The recruitment specialists said that even if the number of medical school graduates doubled, the PM would still fall short of his goal to recruit more GPs and make surgeries stay open seven days a week.

The government’s Migration Advisory Committee has blocked NHS attempts to recruit GPs from outside the EU. It announced in February that there was no shortage of medical students in the UK and that, as a result, GPs would not be added to a list of so-called “shortage occupations” that can recruit specialist staff from outside Europe. But with the Royal College of General Practitioners warning 6 per cent of the 8,000 surgeries in England faced closure within the next year because of a shortage of doctors, it looks like the DH has - as with nursing and midwifery places - got to do more on its training system.

BEWARE THE WIKI MAN

It’s come a few weeks too late for the Cabinet reshuffle but Grant Shapps can feel vindicated this morning as several papers pick up on Guido’s story yesterday that his Wikipedia tormentor is to be reprimanded.

Richard Symonds has been accused of multiple violations of the online encyclopaedia’s policies by a committee of his peers. Before the election, he suspended a Wikipedia account, Contribsx, after reporting that it had edited Mr Shapps’ biography, “removing criticism”. Symonds had said that there was “a wealth of evidence” to link Contribsx to an earlier account linked to Mr Shapps’ constituency office.

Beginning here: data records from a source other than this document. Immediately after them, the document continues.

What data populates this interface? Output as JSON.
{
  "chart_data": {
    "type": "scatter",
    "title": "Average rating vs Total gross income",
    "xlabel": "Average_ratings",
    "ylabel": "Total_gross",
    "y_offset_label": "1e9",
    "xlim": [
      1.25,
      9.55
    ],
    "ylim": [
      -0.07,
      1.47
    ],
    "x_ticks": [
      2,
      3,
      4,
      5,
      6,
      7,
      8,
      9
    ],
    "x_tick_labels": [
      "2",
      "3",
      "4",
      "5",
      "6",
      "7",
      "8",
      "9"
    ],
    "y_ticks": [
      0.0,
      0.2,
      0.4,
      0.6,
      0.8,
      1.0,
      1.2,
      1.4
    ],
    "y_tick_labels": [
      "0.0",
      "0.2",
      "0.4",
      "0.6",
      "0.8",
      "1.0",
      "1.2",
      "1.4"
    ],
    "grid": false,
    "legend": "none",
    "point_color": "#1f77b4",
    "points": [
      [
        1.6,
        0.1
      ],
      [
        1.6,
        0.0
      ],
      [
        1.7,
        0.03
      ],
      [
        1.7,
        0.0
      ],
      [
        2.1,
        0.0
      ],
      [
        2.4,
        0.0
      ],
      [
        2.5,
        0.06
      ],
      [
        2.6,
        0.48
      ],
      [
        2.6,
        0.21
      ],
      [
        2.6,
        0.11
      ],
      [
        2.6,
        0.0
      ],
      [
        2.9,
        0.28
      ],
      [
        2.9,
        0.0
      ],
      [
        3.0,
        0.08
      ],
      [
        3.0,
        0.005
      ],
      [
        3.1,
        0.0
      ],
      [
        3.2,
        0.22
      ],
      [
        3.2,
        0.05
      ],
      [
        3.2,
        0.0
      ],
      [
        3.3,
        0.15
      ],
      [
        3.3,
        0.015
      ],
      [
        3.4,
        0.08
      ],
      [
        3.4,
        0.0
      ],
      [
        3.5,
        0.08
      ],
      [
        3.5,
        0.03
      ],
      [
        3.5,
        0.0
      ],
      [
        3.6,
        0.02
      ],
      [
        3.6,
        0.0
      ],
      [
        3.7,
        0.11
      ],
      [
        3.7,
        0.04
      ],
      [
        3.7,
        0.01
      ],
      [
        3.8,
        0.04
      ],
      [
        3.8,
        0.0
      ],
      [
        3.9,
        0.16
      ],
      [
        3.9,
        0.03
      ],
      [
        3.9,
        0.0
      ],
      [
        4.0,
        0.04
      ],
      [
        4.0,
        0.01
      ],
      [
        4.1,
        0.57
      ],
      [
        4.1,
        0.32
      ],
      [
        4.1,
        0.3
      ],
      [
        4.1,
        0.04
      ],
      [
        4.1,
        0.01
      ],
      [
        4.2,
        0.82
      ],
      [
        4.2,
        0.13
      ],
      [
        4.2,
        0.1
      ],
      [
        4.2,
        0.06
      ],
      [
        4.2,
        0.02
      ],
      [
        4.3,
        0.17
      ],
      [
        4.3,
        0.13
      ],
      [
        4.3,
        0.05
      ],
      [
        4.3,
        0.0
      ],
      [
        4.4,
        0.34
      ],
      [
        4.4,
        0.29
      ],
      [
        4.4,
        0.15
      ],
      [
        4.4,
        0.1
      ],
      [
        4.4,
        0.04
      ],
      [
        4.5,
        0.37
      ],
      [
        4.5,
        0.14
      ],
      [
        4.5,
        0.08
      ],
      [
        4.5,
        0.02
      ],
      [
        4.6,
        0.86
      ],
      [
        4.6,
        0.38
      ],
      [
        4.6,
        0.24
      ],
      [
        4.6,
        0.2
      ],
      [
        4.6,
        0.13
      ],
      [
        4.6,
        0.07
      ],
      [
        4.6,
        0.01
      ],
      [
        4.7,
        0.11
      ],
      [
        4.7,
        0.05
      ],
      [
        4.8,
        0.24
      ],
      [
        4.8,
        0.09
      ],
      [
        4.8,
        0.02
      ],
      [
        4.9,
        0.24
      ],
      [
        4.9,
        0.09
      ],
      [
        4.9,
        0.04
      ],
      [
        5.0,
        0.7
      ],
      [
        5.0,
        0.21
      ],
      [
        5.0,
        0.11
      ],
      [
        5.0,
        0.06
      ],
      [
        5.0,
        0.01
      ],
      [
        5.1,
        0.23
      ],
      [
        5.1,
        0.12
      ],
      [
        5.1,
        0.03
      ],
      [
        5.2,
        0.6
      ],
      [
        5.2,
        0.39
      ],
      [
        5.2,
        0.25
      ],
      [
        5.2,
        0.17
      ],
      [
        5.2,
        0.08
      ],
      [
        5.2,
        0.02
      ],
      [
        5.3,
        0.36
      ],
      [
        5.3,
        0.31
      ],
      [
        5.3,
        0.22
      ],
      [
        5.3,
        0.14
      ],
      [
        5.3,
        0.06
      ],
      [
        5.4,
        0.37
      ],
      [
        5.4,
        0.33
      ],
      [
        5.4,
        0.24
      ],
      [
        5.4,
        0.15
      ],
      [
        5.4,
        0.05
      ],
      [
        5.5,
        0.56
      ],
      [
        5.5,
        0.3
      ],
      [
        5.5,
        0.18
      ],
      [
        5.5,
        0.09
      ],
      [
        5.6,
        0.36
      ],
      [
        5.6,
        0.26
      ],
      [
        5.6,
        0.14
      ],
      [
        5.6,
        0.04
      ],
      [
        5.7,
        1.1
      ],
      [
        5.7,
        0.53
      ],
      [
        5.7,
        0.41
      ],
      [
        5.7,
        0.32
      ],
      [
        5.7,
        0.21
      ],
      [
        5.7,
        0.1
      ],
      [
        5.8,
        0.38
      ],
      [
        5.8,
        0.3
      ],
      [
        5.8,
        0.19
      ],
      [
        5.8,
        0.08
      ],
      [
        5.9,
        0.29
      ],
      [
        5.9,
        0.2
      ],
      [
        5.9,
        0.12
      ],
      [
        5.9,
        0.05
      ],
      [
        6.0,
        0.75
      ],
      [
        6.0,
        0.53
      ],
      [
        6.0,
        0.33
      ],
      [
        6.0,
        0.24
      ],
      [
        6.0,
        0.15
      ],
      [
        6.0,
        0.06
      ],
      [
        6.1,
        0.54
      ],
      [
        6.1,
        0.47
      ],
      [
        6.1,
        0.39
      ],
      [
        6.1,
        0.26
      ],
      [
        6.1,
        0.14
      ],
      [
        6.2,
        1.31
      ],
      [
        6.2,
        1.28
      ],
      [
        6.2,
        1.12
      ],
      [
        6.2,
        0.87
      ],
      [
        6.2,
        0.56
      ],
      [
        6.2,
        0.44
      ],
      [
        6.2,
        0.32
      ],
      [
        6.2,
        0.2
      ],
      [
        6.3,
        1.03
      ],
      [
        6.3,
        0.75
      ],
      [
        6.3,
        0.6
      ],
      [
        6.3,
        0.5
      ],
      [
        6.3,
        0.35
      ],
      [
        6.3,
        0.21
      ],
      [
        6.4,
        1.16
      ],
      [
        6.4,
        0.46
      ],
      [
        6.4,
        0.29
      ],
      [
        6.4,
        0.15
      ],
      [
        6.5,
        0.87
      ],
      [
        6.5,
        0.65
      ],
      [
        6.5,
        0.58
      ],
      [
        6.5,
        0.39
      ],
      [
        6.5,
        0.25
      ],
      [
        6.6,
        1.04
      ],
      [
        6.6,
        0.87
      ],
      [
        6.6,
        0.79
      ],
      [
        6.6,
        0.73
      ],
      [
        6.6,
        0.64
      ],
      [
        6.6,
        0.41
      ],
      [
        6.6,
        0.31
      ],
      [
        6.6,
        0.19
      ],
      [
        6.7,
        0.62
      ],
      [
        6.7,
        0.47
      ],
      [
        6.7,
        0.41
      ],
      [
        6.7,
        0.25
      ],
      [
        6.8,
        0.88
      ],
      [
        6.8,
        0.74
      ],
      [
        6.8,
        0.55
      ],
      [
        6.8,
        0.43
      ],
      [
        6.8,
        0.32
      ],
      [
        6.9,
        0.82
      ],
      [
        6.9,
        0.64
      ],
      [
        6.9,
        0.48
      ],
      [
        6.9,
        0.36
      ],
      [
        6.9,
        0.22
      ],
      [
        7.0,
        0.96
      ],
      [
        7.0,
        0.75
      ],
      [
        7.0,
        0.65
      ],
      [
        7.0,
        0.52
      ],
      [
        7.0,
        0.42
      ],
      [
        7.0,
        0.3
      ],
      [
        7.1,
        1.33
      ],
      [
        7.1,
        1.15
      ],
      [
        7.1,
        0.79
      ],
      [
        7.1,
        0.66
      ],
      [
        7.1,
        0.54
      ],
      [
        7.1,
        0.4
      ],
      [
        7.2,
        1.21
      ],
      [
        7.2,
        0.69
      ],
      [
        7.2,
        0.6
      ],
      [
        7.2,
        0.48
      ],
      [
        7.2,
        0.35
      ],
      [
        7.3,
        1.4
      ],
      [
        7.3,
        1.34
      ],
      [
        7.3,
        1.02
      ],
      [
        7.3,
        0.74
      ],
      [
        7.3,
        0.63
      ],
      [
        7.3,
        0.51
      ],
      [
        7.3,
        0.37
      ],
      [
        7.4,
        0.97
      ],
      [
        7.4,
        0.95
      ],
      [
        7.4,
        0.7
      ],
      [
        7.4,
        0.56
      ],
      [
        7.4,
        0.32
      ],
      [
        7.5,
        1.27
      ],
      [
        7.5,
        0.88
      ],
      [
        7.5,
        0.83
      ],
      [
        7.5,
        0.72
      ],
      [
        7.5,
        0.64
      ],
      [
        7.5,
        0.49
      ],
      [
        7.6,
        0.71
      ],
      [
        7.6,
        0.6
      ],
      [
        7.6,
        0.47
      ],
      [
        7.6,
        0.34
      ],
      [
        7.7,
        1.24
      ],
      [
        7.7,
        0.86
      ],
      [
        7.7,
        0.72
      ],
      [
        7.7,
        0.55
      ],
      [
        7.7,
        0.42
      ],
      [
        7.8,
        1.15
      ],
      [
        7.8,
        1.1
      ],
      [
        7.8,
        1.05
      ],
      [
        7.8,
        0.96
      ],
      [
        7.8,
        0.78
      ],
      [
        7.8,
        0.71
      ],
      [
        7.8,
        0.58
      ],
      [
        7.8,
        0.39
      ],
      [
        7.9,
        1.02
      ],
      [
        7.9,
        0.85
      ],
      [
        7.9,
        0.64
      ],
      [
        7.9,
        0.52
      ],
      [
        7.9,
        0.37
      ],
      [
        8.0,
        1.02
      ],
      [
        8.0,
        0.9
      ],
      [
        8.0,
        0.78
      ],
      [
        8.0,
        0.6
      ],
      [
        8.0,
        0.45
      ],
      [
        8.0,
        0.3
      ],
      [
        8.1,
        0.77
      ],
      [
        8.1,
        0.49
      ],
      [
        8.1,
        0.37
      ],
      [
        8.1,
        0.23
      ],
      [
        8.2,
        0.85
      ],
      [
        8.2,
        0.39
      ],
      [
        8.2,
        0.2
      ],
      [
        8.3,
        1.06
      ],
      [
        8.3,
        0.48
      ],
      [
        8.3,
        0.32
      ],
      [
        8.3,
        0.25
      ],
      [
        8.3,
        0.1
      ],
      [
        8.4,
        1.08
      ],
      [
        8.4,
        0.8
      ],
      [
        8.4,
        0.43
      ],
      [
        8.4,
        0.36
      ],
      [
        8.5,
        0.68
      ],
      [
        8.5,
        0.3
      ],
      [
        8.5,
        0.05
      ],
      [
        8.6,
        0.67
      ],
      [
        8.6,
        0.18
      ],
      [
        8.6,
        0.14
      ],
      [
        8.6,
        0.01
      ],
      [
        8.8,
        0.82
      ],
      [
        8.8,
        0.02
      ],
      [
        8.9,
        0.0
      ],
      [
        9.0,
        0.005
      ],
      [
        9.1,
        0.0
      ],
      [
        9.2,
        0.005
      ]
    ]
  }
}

A Wikipedia arbitration committee said in a draft ruling that no evidence had been presented connecting the account with any individual. The committee voted to revoke certain of Mr Symonds’ powers as a senior editor.

COMING UP TODAY

The EU referendum bill second reading has two amendments on the Order Paper. The first is a bid by the SNP to reject the bill, the second is from the Lib Dems insisting on votes for 16 and 17 year-olds. Labour won’t back the first amendment, but could they send a signal and back the second? They may prefer to wait.

One curio yesterday was how the Treasury managed to get its cuts figures so wrong last week for Scotland (and Wales). John Swinney is threatening tax rises but we have to ask if HMT know how Barnett formula gearing really works?

I’d be surprised if some enterprising backbencher/frontbencher doesn’t lob in an Urgent Question on the chaos with the new DVLA paper-free licences. With holidaymakers furious at delays to care hire, ministers won’t want a passport agency-style summer headache.

Nicola Sturgeon will travel to Washington for engagements at the World Bank, the International Monetary Fund, the US Holocaust Museum and the Council on Foreign Relations.

HSBC’s plans to cut 8,000 jobs in the UK could be raised in Parliament today too. Will the Chancellor do anything to stop the bank pulling its HQ from London later this year?

The Indy says a new report is out today revealing a surge in prison suicides among those in solitary confinement. One inmate hanged himself after being a book by prison officers.